ライドアの起こした事件は、著者の拝金主義が原因であると世間では認識されていると思います。
しかしながら、これを読めば、著者自身には著者自身の意見があり、その意見は一般の報道で今まで窺い知ることができなかったことがよくわかります。
かといって、著者も書籍の中で述べているとおり、この本はあくまでも著者の立場からの意見であり、一般の我々にとっては何が真相なのか余計に混乱させられてしまう本です。
ただし、著者のこの本の中で最も主張している、「経営者としての責任は負うが、刑事責任は負いかねる」という意見には説得力を感じました。
個人的には学ぶところが多く、為になりましたが、読む人によって受ける印象が異なると思うので、星4つといたします。
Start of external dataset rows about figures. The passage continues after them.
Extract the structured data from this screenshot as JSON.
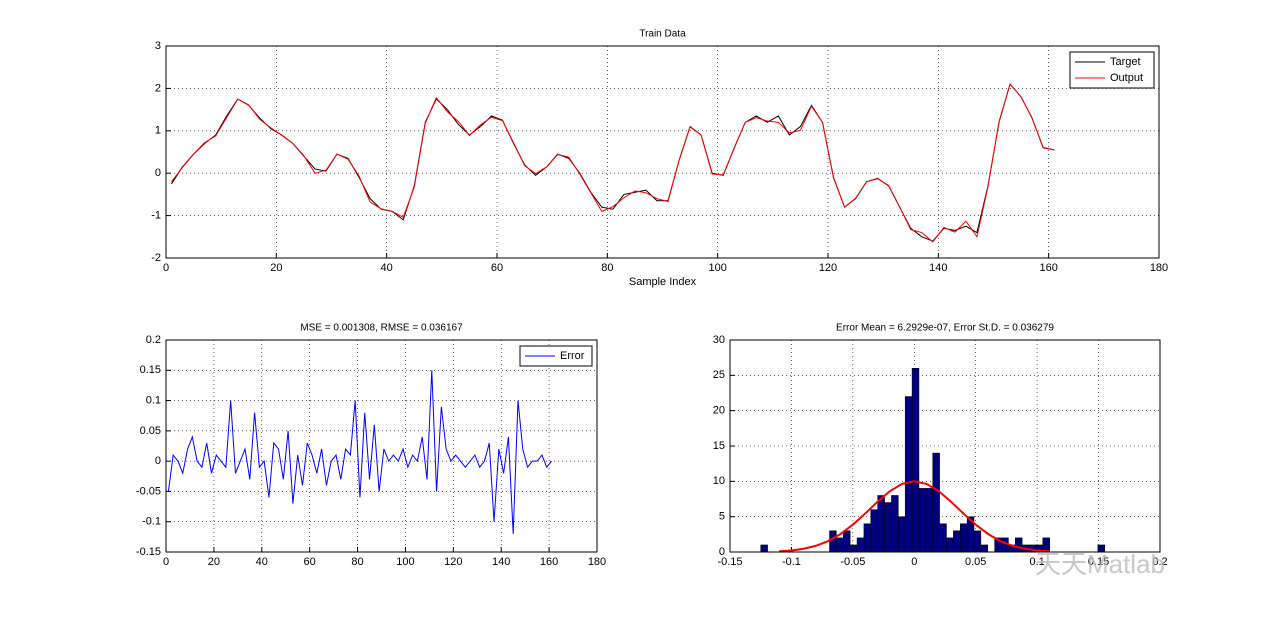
{
  "chart_data": [
    {
      "type": "line",
      "title": "Train Data",
      "x_label": "Sample Index",
      "x": [
        1,
        3,
        5,
        7,
        9,
        11,
        13,
        15,
        17,
        19,
        21,
        23,
        25,
        27,
        29,
        31,
        33,
        35,
        37,
        39,
        41,
        43,
        45,
        47,
        49,
        51,
        53,
        55,
        57,
        59,
        61,
        63,
        65,
        67,
        69,
        71,
        73,
        75,
        77,
        79,
        81,
        83,
        85,
        87,
        89,
        91,
        93,
        95,
        97,
        99,
        101,
        103,
        105,
        107,
        109,
        111,
        113,
        115,
        117,
        119,
        121,
        123,
        125,
        127,
        129,
        131,
        133,
        135,
        137,
        139,
        141,
        143,
        145,
        147,
        149,
        151,
        153,
        155,
        157,
        159,
        161
      ],
      "series": [
        {
          "name": "Target",
          "color": "#000000",
          "values": [
            -0.25,
            0.15,
            0.45,
            0.7,
            0.9,
            1.35,
            1.75,
            1.6,
            1.3,
            1.05,
            0.9,
            0.7,
            0.4,
            0.1,
            0.05,
            0.45,
            0.35,
            -0.1,
            -0.6,
            -0.85,
            -0.9,
            -1.1,
            -0.3,
            1.2,
            1.75,
            1.5,
            1.15,
            0.9,
            1.1,
            1.35,
            1.25,
            0.7,
            0.2,
            -0.05,
            0.15,
            0.45,
            0.35,
            0.0,
            -0.45,
            -0.8,
            -0.85,
            -0.5,
            -0.45,
            -0.4,
            -0.65,
            -0.65,
            0.3,
            1.1,
            0.9,
            0.0,
            -0.05,
            0.6,
            1.2,
            1.35,
            1.2,
            1.35,
            0.9,
            1.1,
            1.6,
            1.2,
            -0.1,
            -0.8,
            -0.6,
            -0.2,
            -0.12,
            -0.3,
            -0.8,
            -1.3,
            -1.5,
            -1.6,
            -1.3,
            -1.35,
            -1.25,
            -1.4,
            -0.3,
            1.2,
            2.1,
            1.8,
            1.3,
            0.6,
            0.55
          ]
        },
        {
          "name": "Output",
          "color": "#ff0000",
          "values": [
            -0.2,
            0.14,
            0.45,
            0.72,
            0.88,
            1.31,
            1.75,
            1.61,
            1.27,
            1.07,
            0.89,
            0.7,
            0.41,
            0.0,
            0.07,
            0.45,
            0.33,
            -0.07,
            -0.68,
            -0.84,
            -0.9,
            -1.04,
            -0.33,
            1.18,
            1.78,
            1.45,
            1.22,
            0.89,
            1.14,
            1.32,
            1.24,
            0.72,
            0.18,
            -0.01,
            0.15,
            0.44,
            0.38,
            -0.02,
            -0.46,
            -0.9,
            -0.79,
            -0.58,
            -0.42,
            -0.46,
            -0.6,
            -0.67,
            0.3,
            1.09,
            0.9,
            -0.02,
            -0.04,
            0.59,
            1.2,
            1.31,
            1.23,
            1.2,
            0.95,
            1.01,
            1.58,
            1.2,
            -0.11,
            -0.8,
            -0.59,
            -0.2,
            -0.13,
            -0.29,
            -0.8,
            -1.33,
            -1.4,
            -1.62,
            -1.28,
            -1.39,
            -1.13,
            -1.5,
            -0.32,
            1.21,
            2.1,
            1.8,
            1.29,
            0.61,
            0.55
          ]
        }
      ],
      "xlim": [
        0,
        180
      ],
      "xticks": [
        0,
        20,
        40,
        60,
        80,
        100,
        120,
        140,
        160,
        180
      ],
      "ylim": [
        -2,
        3
      ],
      "yticks": [
        -2,
        -1,
        0,
        1,
        2,
        3
      ],
      "grid": true,
      "legend": "upper right"
    },
    {
      "type": "line",
      "title": "MSE = 0.001308, RMSE = 0.036167",
      "x": [
        1,
        3,
        5,
        7,
        9,
        11,
        13,
        15,
        17,
        19,
        21,
        23,
        25,
        27,
        29,
        31,
        33,
        35,
        37,
        39,
        41,
        43,
        45,
        47,
        49,
        51,
        53,
        55,
        57,
        59,
        61,
        63,
        65,
        67,
        69,
        71,
        73,
        75,
        77,
        79,
        81,
        83,
        85,
        87,
        89,
        91,
        93,
        95,
        97,
        99,
        101,
        103,
        105,
        107,
        109,
        111,
        113,
        115,
        117,
        119,
        121,
        123,
        125,
        127,
        129,
        131,
        133,
        135,
        137,
        139,
        141,
        143,
        145,
        147,
        149,
        151,
        153,
        155,
        157,
        159,
        161
      ],
      "series": [
        {
          "name": "Error",
          "color": "#0000ff",
          "values": [
            -0.05,
            0.01,
            0.0,
            -0.02,
            0.02,
            0.04,
            0.0,
            -0.01,
            0.03,
            -0.02,
            0.01,
            0.0,
            -0.01,
            0.1,
            -0.02,
            0.0,
            0.02,
            -0.03,
            0.08,
            -0.01,
            0.0,
            -0.06,
            0.03,
            0.02,
            -0.03,
            0.05,
            -0.07,
            0.01,
            -0.04,
            0.03,
            0.01,
            -0.02,
            0.02,
            -0.04,
            0.0,
            0.01,
            -0.03,
            0.02,
            0.01,
            0.1,
            -0.06,
            0.08,
            -0.03,
            0.06,
            -0.05,
            0.02,
            0.0,
            0.01,
            0.0,
            0.02,
            -0.01,
            0.01,
            0.0,
            0.04,
            -0.03,
            0.15,
            -0.05,
            0.09,
            0.02,
            0.0,
            0.01,
            0.0,
            -0.01,
            0.0,
            0.01,
            -0.01,
            0.0,
            0.03,
            -0.1,
            0.02,
            -0.02,
            0.04,
            -0.12,
            0.1,
            0.02,
            -0.01,
            0.0,
            0.0,
            0.01,
            -0.01,
            0.0
          ]
        }
      ],
      "xlim": [
        0,
        180
      ],
      "xticks": [
        0,
        20,
        40,
        60,
        80,
        100,
        120,
        140,
        160,
        180
      ],
      "ylim": [
        -0.15,
        0.2
      ],
      "yticks": [
        -0.15,
        -0.1,
        -0.05,
        0,
        0.05,
        0.1,
        0.15,
        0.2
      ],
      "grid": true,
      "legend": "upper right"
    },
    {
      "type": "histogram",
      "title": "Error Mean = 6.2929e-07, Error St.D. = 0.036279",
      "bins": [
        -0.125,
        -0.1194,
        -0.1138,
        -0.1082,
        -0.1026,
        -0.097,
        -0.0914,
        -0.0858,
        -0.0802,
        -0.0746,
        -0.069,
        -0.0634,
        -0.0578,
        -0.0522,
        -0.0466,
        -0.041,
        -0.0354,
        -0.0298,
        -0.0242,
        -0.0186,
        -0.013,
        -0.0074,
        -0.0018,
        0.0038,
        0.0094,
        0.015,
        0.0206,
        0.0262,
        0.0318,
        0.0374,
        0.043,
        0.0486,
        0.0542,
        0.0598,
        0.0654,
        0.071,
        0.0766,
        0.0822,
        0.0878,
        0.0934,
        0.099,
        0.1046,
        0.1102,
        0.1158,
        0.1214,
        0.127,
        0.1326,
        0.1382,
        0.1438,
        0.1494,
        0.155
      ],
      "counts": [
        1,
        0,
        0,
        0,
        0,
        0,
        0,
        0,
        0,
        0,
        3,
        2,
        3,
        1,
        2,
        4,
        6,
        8,
        7,
        8,
        5,
        22,
        26,
        9,
        9,
        14,
        4,
        2,
        3,
        4,
        5,
        3,
        1,
        0,
        2,
        2,
        1,
        2,
        1,
        1,
        1,
        2,
        0,
        0,
        0,
        0,
        0,
        0,
        0,
        1
      ],
      "color": "#00007f",
      "fit": {
        "color": "#ff0000",
        "x": [
          -0.11,
          -0.1,
          -0.09,
          -0.08,
          -0.07,
          -0.06,
          -0.05,
          -0.04,
          -0.03,
          -0.02,
          -0.01,
          0,
          0.01,
          0.02,
          0.03,
          0.04,
          0.05,
          0.06,
          0.07,
          0.08,
          0.09,
          0.1,
          0.11
        ],
        "y": [
          0.1,
          0.22,
          0.46,
          0.88,
          1.55,
          2.55,
          3.87,
          5.44,
          7.1,
          8.59,
          9.63,
          10,
          9.63,
          8.59,
          7.1,
          5.44,
          3.87,
          2.55,
          1.55,
          0.88,
          0.46,
          0.22,
          0.1
        ]
      },
      "xlim": [
        -0.15,
        0.2
      ],
      "xticks": [
        -0.15,
        -0.1,
        -0.05,
        0,
        0.05,
        0.1,
        0.15,
        0.2
      ],
      "ylim": [
        0,
        30
      ],
      "yticks": [
        0,
        5,
        10,
        15,
        20,
        25,
        30
      ],
      "grid": true
    }
  ],
  "watermark": "天天Matlab"
}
ただ、本書からはマスコミの報道からは感じられなかった著者の純粋さが伝わってきました。
語り口調は非常に口語的であり、一息に読めてしまいます。
本書の狙いと思われますが、著者が感情的に綴ったような感があり、人によっては不快感を抱くかもしれません。
おそらく著者は多くの人に自分の気持ちと真相を伝えたかったのではと感じました。
そのことは、ページ数の割には一般的に安価であることからもわかります。
事件について興味のある方はご一読ください。
事件前から著者のファンである方向けの書籍であると思います。
逆に、著者に対し事件前から嫌悪感を抱いている方にはお勧めできません。